HG101 Digital Archive Project - Dragon Slayer


There's a labyrinthine history behind the Dragon Slayer games - you can read up on all of the site's Falcom articles for more information - but the gist goes something like this. Dragon Slayer was originally a very (VERY) early dungeon crawly RPG, but Falcom later turned it into a "brand", releasing several successors that, while technically very different games, sort of drew upon various elements of each other. While most of these games were action-RPG hybrids, this all stopped at the sixth Dragon Slayer game, Legend of Heroes (or Eiyuu Densetsu), which was a pretty standard Dragon Quest clone. (I have an unfinished article for a bit about that.) It was fairly popular and ported every which way, but the only version to make it Stateside was the Turbografx-16 CD version, which was probably the best of them anyway. It later spawned three other sequels known as the Gagharv Trilogy, which were the games released on the PSP a few years back (the PSP ports/English translations are baaaaad) as well as the sixth chapter, Sora no Kiseki, which in turn had three separate games, and there's a seventh Legend of Heroes coming soon.
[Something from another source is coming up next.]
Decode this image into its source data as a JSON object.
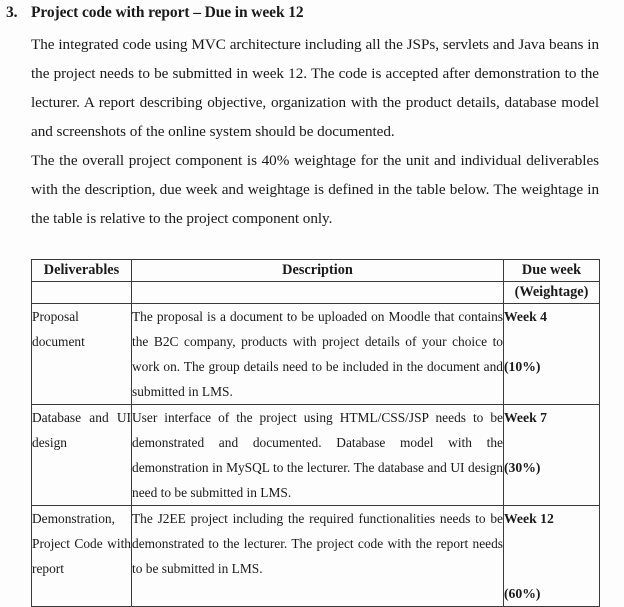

Back to the point! The first Legend of Heroes game was the basis for an anime called (obviously) Dragon Slayer, which was released in Japan in 1992, and localized by Urban Vision in 1997. Other than a few scant mentions of Falcom in credits, this North American release wasn't tied in with the game, because it was based on an obscure something released five years earlier on a system nobody owned anyway. But hey, it was probably cheap to license, and it fulfilled their fantasy anime quota for a bit.
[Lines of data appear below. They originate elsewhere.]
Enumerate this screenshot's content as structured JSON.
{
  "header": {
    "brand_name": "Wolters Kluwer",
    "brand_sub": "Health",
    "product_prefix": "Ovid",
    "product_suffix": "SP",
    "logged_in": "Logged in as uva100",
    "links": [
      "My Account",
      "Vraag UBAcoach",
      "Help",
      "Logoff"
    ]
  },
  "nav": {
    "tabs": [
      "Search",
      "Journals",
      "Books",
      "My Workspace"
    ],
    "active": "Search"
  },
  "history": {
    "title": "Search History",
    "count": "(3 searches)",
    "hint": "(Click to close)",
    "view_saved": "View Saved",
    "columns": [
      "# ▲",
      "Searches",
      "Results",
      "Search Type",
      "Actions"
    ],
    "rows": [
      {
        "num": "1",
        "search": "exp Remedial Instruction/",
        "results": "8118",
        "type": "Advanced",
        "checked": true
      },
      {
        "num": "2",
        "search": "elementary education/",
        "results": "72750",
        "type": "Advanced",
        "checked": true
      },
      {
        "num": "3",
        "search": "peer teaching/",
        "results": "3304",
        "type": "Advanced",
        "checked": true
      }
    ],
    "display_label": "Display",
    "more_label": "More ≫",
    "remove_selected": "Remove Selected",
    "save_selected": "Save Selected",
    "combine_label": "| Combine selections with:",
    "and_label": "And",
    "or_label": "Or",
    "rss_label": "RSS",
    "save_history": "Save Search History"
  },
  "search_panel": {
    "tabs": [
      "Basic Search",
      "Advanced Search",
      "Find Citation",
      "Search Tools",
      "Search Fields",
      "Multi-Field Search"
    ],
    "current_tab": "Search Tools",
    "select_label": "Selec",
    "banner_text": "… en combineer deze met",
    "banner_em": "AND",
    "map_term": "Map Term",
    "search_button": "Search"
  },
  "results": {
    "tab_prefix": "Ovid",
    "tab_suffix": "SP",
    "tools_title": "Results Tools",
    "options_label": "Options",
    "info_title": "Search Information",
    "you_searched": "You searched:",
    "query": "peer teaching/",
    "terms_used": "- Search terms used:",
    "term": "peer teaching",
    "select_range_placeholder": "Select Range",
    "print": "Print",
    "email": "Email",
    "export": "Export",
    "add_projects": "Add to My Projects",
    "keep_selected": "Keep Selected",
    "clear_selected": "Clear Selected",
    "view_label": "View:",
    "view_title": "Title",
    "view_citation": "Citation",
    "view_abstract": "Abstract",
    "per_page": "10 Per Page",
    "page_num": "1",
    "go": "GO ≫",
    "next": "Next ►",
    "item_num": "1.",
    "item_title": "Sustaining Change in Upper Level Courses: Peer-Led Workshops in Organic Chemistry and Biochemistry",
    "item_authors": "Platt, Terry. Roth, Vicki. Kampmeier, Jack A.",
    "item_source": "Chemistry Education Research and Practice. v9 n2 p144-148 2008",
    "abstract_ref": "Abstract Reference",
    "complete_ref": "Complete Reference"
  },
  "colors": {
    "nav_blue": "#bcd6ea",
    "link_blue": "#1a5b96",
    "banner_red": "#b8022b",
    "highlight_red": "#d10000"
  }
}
I won't lie - I've only watched a bit of this when it was recording. It's pretty bad. It's an OVA, which means there's not enough time for reasonable character development nor anything resembling an interesting plot. It's wholly generic fantasy fare and it barely has anything in common with the game it's purportedly based on. Sure, some of the characters names are the same, but they look totally different, and it doesn't feel the same, at all, even though it uses some music from it.

That's not really a positive, though, because Legend of Heroes' soundtrack was only interesting when arranged by Ryo Yonemitsu for the TG-16 port (who also did all of the TG-16 Ys games). In its standard form, it attempts to be rousing but is completely held back by the cheap orchestral synth (they called them "electric orchestra" back in the day). It was released separately with the name Symphonic Poem Dragon Slayer ~ The Legend of Heroes Vol. 2. I own this CD, and it is quite dull.


This isn't the first time this happened to a Falcom anime. There was also an OVA based off Xanadu, which originally had the look and feel of an action version of Wizardry and somehow got turned into a show about mecha and tentacle thingies. As much as I love Falcom, they have a tendency to farm out their properties and do as little as possible to make sure they aren't screwed up. (Those Ys DS ports, for instance.) I might post this Xanadu anime later, although it's still in raw Japanese.

The only thing I can't figure out is if this contains both episodes of the OVA or only one. I didn't notice any particular chapter breaks, but it is a bit over 40 mins total, which seems to suggest they combined both onto one tape.

Download here

1 comment:

  1. The OVA was animated by Dynamic Planning, which is Go Nagai's animation company to put it simply. This explains some of the tentacles, the violence and so on. The monster design especially in the OVA takes cues from both Nagai's and Ken Ishikawa's own styles.